When you tell it to expand with

mfsadd

it might say something about a partition being over 1.1 or 1.2 TBs, that's okay, go ahead and tell it to do it as long as you're running version 11.0h or newer of the TiVo operating system (current most recent S3 version is 11.0m)

If you run

mfsinfo

on the old internal before doing the backup, it should show the version number so you can be sure it's new enough.


----------



## stinga (Nov 12, 2004)

Thank you very much for your help and guidance! I'll post an update in the next day or so.


----------



## stinga (Nov 12, 2004)

Continued error trying to run Diag tools.

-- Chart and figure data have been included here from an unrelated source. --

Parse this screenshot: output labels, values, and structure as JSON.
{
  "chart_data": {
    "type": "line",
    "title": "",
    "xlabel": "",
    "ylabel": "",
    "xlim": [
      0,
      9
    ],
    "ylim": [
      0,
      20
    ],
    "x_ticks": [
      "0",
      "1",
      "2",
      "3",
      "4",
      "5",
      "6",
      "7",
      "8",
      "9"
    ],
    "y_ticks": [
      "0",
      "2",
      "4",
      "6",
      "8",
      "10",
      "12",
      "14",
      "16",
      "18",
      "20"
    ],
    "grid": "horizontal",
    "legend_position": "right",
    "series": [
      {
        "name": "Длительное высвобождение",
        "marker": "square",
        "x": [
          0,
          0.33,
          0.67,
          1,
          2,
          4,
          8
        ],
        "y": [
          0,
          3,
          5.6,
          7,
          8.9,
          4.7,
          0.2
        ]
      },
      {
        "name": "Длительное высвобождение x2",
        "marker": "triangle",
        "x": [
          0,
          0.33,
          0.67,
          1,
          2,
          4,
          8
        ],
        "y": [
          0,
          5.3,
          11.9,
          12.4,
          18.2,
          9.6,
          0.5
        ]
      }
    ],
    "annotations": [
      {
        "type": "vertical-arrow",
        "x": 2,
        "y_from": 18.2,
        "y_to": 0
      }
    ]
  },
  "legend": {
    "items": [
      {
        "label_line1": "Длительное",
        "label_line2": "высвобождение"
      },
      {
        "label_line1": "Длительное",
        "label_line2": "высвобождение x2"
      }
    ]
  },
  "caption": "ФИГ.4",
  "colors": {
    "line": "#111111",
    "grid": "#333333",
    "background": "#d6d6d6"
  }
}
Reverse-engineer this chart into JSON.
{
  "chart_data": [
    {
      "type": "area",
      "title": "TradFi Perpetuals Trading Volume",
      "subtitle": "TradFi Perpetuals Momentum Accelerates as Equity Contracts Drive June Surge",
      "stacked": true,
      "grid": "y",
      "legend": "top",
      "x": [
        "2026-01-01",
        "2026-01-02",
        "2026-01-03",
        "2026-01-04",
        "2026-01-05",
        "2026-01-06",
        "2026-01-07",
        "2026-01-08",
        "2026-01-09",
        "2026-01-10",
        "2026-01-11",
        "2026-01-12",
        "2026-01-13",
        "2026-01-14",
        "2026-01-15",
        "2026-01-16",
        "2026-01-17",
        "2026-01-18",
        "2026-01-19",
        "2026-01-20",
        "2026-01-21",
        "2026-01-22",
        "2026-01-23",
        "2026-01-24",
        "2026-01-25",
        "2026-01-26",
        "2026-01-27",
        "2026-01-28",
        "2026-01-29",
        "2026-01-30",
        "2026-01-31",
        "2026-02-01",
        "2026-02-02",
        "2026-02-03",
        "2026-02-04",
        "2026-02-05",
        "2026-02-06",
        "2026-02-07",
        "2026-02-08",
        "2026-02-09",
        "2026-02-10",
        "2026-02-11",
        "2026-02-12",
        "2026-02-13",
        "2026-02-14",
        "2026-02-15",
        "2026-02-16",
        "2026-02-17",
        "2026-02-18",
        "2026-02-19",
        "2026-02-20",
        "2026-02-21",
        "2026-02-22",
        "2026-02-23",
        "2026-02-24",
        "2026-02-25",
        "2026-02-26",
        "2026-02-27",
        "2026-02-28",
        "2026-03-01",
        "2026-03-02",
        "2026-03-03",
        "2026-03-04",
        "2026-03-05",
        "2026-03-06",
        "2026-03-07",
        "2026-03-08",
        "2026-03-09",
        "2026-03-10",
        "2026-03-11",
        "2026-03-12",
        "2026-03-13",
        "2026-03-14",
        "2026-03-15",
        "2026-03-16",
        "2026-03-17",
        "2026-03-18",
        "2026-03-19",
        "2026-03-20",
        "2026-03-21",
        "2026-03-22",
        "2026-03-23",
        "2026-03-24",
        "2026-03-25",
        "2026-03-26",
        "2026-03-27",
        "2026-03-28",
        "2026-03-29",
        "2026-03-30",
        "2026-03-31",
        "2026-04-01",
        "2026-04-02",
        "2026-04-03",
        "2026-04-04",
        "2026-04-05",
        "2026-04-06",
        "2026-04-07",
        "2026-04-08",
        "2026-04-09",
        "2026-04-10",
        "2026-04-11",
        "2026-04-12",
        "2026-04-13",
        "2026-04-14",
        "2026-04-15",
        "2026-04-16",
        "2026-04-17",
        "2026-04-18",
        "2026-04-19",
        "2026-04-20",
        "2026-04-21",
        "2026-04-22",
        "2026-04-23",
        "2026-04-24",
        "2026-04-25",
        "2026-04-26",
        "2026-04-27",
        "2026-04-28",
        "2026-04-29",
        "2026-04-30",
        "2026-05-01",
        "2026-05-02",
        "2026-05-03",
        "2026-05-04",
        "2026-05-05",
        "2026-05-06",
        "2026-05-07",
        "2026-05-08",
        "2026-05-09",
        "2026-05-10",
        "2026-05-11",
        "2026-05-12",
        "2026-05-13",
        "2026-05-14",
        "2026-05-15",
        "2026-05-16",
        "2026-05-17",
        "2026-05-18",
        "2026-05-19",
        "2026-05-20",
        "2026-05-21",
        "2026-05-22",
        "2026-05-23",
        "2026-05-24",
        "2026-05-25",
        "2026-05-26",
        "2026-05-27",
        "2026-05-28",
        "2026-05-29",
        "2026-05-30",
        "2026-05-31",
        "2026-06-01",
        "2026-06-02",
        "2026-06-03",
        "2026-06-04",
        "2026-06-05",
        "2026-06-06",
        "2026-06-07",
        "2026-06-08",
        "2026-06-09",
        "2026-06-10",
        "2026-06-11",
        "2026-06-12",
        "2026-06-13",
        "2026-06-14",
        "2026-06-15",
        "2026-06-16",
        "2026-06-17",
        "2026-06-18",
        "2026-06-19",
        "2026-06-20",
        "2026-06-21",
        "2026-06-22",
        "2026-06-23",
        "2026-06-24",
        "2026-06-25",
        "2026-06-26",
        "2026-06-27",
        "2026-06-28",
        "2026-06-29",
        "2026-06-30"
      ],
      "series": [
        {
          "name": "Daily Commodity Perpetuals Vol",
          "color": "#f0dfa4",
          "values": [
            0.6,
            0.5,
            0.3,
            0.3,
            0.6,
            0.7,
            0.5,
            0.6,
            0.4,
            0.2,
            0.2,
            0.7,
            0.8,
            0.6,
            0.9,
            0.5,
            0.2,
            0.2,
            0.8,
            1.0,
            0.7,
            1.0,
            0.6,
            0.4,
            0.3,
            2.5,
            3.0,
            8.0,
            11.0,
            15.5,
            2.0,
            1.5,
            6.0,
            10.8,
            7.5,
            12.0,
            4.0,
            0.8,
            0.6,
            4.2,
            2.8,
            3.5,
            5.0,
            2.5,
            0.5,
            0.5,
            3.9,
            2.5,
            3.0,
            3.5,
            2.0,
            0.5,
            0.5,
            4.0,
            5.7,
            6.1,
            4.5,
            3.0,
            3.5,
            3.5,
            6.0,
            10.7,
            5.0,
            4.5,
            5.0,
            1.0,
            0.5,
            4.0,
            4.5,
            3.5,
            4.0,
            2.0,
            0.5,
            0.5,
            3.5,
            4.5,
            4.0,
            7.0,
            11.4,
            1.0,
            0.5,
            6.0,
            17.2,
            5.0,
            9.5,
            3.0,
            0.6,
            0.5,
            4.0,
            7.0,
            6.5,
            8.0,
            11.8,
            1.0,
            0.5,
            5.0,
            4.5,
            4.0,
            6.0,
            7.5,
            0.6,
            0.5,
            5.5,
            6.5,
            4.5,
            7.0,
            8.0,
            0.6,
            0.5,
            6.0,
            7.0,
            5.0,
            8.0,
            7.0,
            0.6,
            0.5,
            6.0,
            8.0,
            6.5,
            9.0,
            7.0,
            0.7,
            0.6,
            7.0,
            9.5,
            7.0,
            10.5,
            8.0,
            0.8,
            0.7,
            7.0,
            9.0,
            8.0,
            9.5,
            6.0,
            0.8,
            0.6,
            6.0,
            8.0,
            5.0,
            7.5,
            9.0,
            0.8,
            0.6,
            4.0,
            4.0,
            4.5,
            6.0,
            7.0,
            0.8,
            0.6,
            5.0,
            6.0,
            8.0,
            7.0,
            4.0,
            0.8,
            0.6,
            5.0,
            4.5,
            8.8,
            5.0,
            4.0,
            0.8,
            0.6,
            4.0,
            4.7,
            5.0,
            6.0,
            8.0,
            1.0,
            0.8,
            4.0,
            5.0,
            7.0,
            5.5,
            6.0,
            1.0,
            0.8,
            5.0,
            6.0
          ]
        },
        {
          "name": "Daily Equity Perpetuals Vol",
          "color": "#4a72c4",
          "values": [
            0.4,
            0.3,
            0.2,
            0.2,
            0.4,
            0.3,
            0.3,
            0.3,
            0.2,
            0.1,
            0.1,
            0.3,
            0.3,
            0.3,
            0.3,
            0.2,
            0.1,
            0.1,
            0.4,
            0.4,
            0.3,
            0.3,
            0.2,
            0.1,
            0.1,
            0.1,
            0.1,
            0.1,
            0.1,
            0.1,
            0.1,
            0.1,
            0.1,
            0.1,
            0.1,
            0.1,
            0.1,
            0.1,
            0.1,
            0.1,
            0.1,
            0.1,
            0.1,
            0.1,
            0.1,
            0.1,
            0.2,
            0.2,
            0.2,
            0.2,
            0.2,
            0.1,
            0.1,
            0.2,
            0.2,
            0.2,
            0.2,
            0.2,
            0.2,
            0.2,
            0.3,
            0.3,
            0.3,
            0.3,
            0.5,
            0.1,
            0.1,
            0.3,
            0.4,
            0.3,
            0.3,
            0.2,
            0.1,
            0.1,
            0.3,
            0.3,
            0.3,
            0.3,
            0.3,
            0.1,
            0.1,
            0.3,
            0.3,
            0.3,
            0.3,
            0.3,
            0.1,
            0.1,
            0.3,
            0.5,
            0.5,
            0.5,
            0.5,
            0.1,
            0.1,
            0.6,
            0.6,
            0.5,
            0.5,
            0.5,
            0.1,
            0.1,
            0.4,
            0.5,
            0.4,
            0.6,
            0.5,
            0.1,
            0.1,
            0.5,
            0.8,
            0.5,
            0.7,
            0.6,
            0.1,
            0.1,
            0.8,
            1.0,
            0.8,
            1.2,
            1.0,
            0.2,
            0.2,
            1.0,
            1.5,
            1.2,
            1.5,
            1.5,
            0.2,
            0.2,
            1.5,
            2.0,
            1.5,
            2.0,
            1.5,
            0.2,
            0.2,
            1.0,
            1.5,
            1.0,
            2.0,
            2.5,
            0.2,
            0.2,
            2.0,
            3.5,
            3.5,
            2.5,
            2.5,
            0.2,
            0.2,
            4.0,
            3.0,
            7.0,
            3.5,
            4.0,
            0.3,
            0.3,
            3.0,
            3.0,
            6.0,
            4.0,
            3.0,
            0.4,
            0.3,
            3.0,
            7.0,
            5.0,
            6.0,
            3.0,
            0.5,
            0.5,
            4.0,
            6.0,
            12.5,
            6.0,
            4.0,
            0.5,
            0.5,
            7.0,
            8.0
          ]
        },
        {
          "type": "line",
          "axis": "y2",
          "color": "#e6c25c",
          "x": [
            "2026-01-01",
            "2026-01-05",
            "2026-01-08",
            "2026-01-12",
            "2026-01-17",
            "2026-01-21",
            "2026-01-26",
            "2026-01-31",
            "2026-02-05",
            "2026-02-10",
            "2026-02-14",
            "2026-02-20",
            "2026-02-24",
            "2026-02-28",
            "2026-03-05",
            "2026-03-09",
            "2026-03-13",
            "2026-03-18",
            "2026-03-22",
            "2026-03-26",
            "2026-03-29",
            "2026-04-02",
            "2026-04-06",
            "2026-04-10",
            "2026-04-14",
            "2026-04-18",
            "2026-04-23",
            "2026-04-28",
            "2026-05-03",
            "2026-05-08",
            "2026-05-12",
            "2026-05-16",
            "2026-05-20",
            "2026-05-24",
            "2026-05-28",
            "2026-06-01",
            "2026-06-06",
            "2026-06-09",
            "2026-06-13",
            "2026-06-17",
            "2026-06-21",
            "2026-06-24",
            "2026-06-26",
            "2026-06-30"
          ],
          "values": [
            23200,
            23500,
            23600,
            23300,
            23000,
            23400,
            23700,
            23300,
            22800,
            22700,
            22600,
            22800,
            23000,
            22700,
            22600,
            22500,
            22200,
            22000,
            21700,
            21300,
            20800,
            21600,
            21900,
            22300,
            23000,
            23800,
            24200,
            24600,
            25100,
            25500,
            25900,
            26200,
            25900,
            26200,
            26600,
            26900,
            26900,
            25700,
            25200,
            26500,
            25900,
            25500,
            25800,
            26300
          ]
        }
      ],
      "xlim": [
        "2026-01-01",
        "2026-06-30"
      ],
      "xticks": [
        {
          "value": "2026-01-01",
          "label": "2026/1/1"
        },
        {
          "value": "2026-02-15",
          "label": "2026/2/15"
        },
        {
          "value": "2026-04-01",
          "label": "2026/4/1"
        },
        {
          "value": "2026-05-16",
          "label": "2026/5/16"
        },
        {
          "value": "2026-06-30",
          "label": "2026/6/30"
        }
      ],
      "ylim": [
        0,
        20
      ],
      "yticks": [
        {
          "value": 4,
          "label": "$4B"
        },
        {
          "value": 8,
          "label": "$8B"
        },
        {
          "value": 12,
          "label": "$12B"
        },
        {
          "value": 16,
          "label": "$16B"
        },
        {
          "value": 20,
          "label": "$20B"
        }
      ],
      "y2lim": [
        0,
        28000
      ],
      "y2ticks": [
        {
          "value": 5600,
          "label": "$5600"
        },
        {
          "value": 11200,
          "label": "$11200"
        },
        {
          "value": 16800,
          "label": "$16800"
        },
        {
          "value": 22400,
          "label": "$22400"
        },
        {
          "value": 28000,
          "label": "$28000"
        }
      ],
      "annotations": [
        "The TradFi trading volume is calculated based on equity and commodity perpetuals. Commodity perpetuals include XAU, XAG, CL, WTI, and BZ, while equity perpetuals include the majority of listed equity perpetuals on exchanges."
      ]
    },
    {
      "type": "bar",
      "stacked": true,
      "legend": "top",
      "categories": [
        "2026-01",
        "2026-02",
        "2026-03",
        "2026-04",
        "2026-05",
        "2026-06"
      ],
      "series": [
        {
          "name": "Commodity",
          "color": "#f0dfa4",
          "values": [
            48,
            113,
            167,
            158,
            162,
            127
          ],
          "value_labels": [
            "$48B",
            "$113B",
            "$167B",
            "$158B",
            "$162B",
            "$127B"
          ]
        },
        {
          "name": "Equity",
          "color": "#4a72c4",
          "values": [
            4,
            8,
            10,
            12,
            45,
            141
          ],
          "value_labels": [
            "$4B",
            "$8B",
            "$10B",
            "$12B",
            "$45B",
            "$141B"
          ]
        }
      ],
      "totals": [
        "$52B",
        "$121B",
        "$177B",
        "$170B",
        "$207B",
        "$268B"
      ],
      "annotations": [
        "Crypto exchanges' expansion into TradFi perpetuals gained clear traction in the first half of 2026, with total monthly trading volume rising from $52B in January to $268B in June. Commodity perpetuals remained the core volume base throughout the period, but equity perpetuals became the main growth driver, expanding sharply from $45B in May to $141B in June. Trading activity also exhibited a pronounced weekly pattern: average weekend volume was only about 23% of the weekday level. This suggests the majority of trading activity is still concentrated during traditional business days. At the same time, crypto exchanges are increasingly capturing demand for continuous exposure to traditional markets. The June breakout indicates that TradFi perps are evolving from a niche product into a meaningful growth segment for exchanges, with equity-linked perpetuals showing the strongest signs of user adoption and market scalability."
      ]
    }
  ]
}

"DLGDiag for Windows has stopped Working"

I'm running as an administrator, have tried various compatibility modes, and even changed out SATA ports on motherboard. WinMFS does see it however.


----------



## stinga (Nov 12, 2004)

Got it working in another PC...... Quick test ran just fine and am now 1/3 through the extended.


----------



## stinga (Nov 12, 2004)

Extended test work out just fine.... no issues

I divorced the external drive without issues as well. All recordings were lost as expected.


----------



## stinga (Nov 12, 2004)

Backup took less than 2 minutes - 267,844kb

On to the restore...


----------



## stinga (Nov 12, 2004)

Restore took just as long.... less than two minutes. Installed the new drive, powered it up and all is working perfectly. 

Thank you to all that helped!
-Bruce


----------